Censorship Is So 1984. And Yet, Here We Are.
It’s Wednesday, smack in the middle of Banned Books Week—a week that shouldn’t have to exist, but does. Once upon a time, America called itself the land of the free. Today, we need a designated calendar slot to celebrate the books our leaders don’t want us to read. A week to remind ourselves that free expression is now a curated privilege.

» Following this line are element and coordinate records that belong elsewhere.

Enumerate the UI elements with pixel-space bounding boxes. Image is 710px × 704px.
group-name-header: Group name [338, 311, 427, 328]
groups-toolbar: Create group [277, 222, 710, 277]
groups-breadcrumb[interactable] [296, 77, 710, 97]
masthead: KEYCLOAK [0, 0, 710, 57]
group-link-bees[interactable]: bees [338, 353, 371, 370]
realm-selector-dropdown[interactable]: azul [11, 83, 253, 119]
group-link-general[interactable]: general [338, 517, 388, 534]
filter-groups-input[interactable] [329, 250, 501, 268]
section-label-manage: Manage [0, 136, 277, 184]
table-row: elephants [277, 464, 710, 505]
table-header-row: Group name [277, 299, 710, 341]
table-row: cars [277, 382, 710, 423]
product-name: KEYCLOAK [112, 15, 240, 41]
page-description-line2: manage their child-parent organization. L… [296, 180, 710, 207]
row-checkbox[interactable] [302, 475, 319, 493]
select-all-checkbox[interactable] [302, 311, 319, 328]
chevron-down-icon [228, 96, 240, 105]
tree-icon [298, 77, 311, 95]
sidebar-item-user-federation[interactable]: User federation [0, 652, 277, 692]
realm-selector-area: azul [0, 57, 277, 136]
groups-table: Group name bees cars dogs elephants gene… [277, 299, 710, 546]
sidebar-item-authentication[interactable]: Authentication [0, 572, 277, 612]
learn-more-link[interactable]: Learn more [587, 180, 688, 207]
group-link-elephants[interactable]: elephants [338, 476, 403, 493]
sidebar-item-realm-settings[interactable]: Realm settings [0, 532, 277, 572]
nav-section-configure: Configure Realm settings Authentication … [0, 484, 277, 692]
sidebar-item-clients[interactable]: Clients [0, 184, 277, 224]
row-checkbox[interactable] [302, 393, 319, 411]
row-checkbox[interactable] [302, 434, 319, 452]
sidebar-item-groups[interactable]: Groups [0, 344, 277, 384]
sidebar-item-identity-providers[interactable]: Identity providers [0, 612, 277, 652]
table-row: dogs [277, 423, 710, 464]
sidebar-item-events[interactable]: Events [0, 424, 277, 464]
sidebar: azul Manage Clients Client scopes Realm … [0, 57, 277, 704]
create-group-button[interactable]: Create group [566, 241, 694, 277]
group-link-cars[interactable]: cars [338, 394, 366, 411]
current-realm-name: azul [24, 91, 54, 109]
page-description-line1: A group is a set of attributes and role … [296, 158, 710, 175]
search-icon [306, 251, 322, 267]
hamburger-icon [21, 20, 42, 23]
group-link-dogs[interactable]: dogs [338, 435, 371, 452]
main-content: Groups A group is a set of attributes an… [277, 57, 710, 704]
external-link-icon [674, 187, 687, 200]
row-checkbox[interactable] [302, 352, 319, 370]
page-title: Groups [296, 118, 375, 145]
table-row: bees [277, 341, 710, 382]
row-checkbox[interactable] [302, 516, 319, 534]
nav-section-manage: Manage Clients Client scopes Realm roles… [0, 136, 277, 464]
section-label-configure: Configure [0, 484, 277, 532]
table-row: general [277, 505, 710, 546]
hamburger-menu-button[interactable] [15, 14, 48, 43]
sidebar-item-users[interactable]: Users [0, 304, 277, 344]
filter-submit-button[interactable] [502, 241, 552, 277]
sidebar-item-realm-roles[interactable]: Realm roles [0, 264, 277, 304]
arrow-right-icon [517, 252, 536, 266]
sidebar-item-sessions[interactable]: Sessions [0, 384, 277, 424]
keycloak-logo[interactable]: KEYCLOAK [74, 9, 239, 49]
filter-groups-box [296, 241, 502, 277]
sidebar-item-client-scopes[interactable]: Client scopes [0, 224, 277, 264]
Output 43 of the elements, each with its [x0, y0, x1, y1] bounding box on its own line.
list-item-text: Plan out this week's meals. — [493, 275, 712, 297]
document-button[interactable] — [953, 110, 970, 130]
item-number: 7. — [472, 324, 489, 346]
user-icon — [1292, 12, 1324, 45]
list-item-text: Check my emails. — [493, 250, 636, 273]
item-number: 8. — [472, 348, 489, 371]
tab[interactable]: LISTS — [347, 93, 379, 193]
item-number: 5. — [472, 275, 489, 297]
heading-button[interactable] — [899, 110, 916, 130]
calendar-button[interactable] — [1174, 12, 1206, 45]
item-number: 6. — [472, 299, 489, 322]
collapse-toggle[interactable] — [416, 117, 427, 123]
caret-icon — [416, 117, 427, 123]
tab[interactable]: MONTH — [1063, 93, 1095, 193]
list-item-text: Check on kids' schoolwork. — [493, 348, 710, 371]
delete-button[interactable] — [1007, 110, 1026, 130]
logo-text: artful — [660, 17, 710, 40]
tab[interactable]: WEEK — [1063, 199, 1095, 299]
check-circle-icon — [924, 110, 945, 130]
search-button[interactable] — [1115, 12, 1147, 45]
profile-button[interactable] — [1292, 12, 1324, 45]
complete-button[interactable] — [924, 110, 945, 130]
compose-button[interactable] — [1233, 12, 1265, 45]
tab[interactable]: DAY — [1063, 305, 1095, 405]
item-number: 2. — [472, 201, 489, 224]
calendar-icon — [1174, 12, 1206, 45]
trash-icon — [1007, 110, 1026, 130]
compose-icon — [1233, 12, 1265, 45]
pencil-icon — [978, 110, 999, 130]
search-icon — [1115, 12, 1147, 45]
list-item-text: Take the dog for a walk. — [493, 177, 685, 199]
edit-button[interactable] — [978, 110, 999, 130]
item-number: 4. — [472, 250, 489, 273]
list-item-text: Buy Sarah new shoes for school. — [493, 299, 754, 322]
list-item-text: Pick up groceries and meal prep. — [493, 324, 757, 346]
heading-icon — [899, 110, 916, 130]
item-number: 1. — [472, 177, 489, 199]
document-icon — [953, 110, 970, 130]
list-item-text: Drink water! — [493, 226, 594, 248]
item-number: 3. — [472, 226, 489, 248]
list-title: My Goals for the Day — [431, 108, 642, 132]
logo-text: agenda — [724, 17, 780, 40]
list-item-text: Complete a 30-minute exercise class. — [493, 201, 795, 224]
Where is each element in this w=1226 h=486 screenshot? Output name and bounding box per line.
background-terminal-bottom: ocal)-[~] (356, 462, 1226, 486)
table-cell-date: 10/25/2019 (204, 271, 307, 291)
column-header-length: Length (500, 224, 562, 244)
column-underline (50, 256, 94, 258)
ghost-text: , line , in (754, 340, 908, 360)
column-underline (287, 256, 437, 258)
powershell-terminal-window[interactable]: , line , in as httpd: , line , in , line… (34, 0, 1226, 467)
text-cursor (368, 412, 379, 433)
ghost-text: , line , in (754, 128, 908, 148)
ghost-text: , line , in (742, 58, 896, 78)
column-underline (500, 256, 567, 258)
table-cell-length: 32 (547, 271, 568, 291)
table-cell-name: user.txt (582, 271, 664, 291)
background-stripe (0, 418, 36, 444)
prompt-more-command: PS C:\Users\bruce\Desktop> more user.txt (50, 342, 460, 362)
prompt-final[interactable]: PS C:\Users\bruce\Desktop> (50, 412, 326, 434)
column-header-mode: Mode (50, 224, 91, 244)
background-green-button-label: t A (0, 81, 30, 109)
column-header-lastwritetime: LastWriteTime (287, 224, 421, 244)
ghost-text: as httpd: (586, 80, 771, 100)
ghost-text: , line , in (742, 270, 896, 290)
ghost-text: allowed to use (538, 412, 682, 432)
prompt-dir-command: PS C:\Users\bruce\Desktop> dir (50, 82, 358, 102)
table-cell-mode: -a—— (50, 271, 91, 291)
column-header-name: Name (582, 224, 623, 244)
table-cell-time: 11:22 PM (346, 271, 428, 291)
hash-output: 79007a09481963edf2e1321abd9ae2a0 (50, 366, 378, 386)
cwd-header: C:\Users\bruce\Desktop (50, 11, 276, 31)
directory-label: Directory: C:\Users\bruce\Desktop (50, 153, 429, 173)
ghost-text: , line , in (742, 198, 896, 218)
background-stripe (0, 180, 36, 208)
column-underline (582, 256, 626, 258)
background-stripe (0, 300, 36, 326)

The American Library Association announced this year’s theme: “Censorship Is So 1984. Read for Your Rights.” Which sounds witty and almost retro, except it’s chillingly literal. Orwell’s 1984 is no longer a warning—it’s a playbook.
Here’s the irony that keeps me up at night: the very books being pulled from shelves are likely feeding the machine of artificial intelligence. The same banned texts are training the very AI systems that many of the book-banning crowd are heavily invested in. Think about that for a moment. The gatekeepers want to keep these works out of your hands, but they’re perfectly fine letting their machines ingest them wholesale.
When I asked ChatGPT whether it was trained on banned books, here’s what it said: yes—at least for public domain works like Ulysses, Huckleberry Finn, Lady Chatterley’s Lover, and The Communist Manifesto. Copyrighted modern texts like Gender Queer or All Boys Aren’t Blue aren’t ‘officially’ in its training set, but their reviews and discussions are. In other words: AI gets to learn from diverse perspectives, even if we don’t.
That’s the hypocrisy. The very people funding AI’s future seem desperate to restrict our present. They don’t trust us with books, with nuance, with complexity. But they trust their machines to absorb it all. It’s almost funny—except it isn’t. Because the stakes are our ability to reason for ourselves, to imagine for ourselves, to think outside the confines of whatever sanitized “official story” we’re allowed.
So this week, I’m rebelling in the simplest way possible: I’m picking up a banned book. Looking for Alaska by John Green. It’s about a 16-year-old named Miles, which also happens to be my son’s name. A coincidence, but a meaningful one. If the next generation is going to inherit a world of curated thought, the least I can do is hand my Miles stories that make him think freely. You can read the book report here.
If you want to do the same, here’s a curated list of actions you can take to resist censorship and defend the radical act of reading.
Because let’s be honest: the people who want to ban books? They’re the ones who most need to read one.